Ankle function depends in part on stability from the various ligaments and tendons which surround the joint. Single or repeated injuries can damage one or more of these structures, and if persistent instability results, ankle stabilization surgery may be beneficial. It is performed as an outpatient procedure, and is followed by a period of splinting and crutches, then a fracture boot for early mobilization, and finally a period of functional bracing and physiotherapy.

Ankle Stabilization Details

Ankle stability is dependent on bone alignment, ligament integrity, and tendon function. The most common ankle stability pattern results from repeated ligament sprains or “going over” of the ankle. Sometimes these are simple sprains, but sometimes there can be significant ligament tearing, accompanied by swelling and bruising. This typically affects the ligaments on the outer (lateral) aspect of the ankle, which become stretched and fail to resume their normal tension. This makes the instability episodes more frequent and disabling.

Ankle bracing can sometimes be effective to treat the problem, whether for sports, aggressive activities, or even for day to day use. If bracing is ineffective or unsatisfactory, lateral ligament stabilization surgery may be indicated. An MRI may help to make the diagnosis but often physical examination alone is sufficient. One or both of the main lateral ankle ligaments may be involved. Sometimes there is additional ankle joint cartilage damage.

Ankle stabilization surgery is performed as a day surgery procedure under spinal or general anaesthesia. A curved 3 inch incision at the outside of the ankle is used to access the damaged tissue. The torn or stretched ligament ends are identified, tensioned, and reattached to the lateral ankle bone (fibula) with small anchors.

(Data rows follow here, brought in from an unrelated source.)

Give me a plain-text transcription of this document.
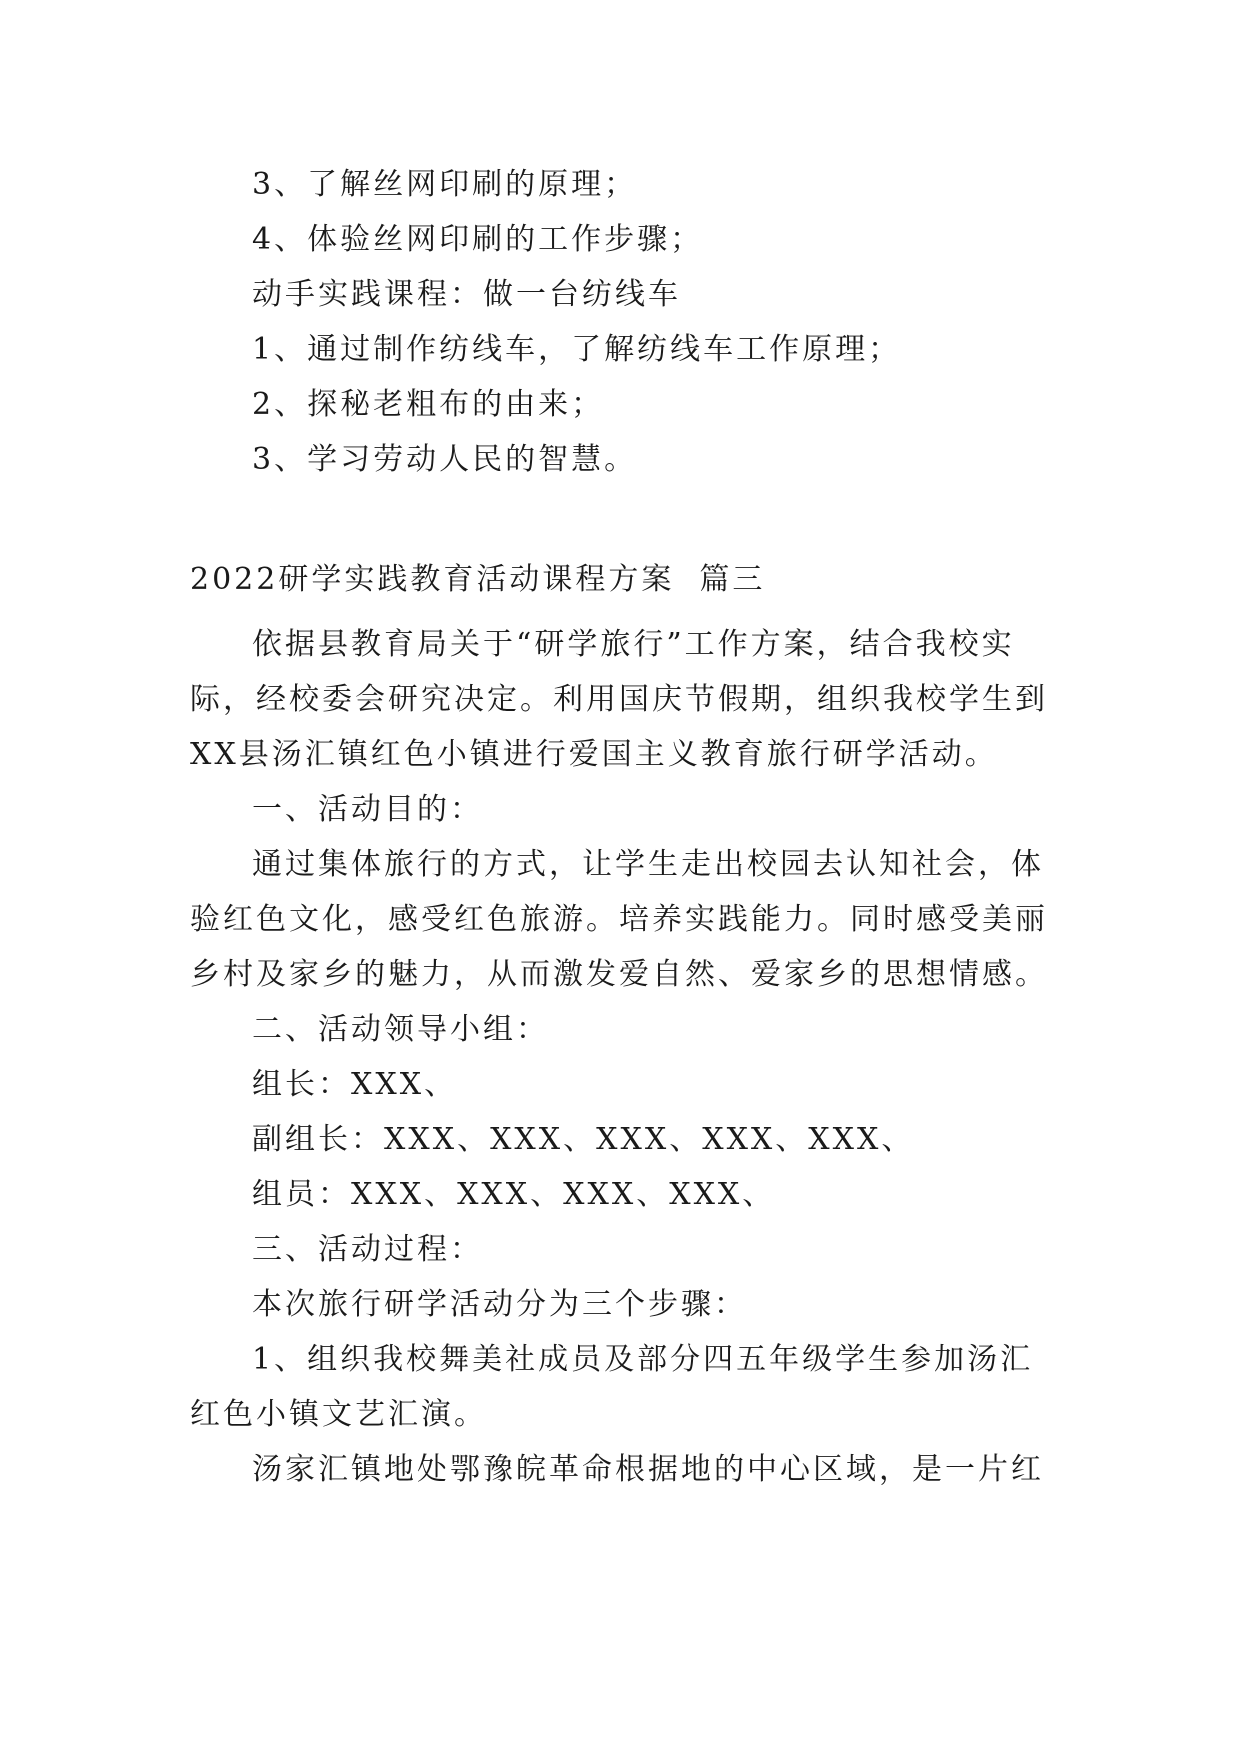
3、了解丝网印刷的原理；
4、体验丝网印刷的工作步骤；
动手实践课程：做一台纺线车
1、通过制作纺线车，了解纺线车工作原理；
2、探秘老粗布的由来；
3、学习劳动人民的智慧。
2022研学实践教育活动课程方案  篇三
依据县教育局关于“研学旅行”工作方案，结合我校实
际，经校委会研究决定。利用国庆节假期，组织我校学生到
XX县汤汇镇红色小镇进行爱国主义教育旅行研学活动。
一、活动目的：
通过集体旅行的方式，让学生走出校园去认知社会，体
验红色文化，感受红色旅游。培养实践能力。同时感受美丽
乡村及家乡的魅力，从而激发爱自然、爱家乡的思想情感。
二、活动领导小组：
组长：XXX、
副组长：XXX、XXX、XXX、XXX、XXX、
组员：XXX、XXX、XXX、XXX、
三、活动过程：
本次旅行研学活动分为三个步骤：
1、组织我校舞美社成员及部分四五年级学生参加汤汇
红色小镇文艺汇演。
汤家汇镇地处鄂豫皖革命根据地的中心区域，是一片红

If there is additional cartilage damage inside the ankle, this is treated arthroscopically at the same surgery. A partial cast is applied to maintain the safe position of the ankle after surgery, and crutches are used for the first 6 weeks.

At about 6 weeks the patient can commence walking in a fracture boot. Gentle range of motion exercises are initiated and physiotherapy is arranged. At about the 3 month mark, the fracture boot is discontinued and a functional brace worn inside the shoe is used for the next month or two. This rehabilitation protocol is lengthy but essential for a satisfactory outcome, as ligaments take a considerable time to heal and the supporting tissues and muscles must be restored to full strength to prevent recurrence.

Potential complications include anaesthetic risks, infection, nerve injury, or persistence of instability. If the procedure is unsuccessful or the instability recurs, a ligament grafting procedure may need to be performed as a revision surgery.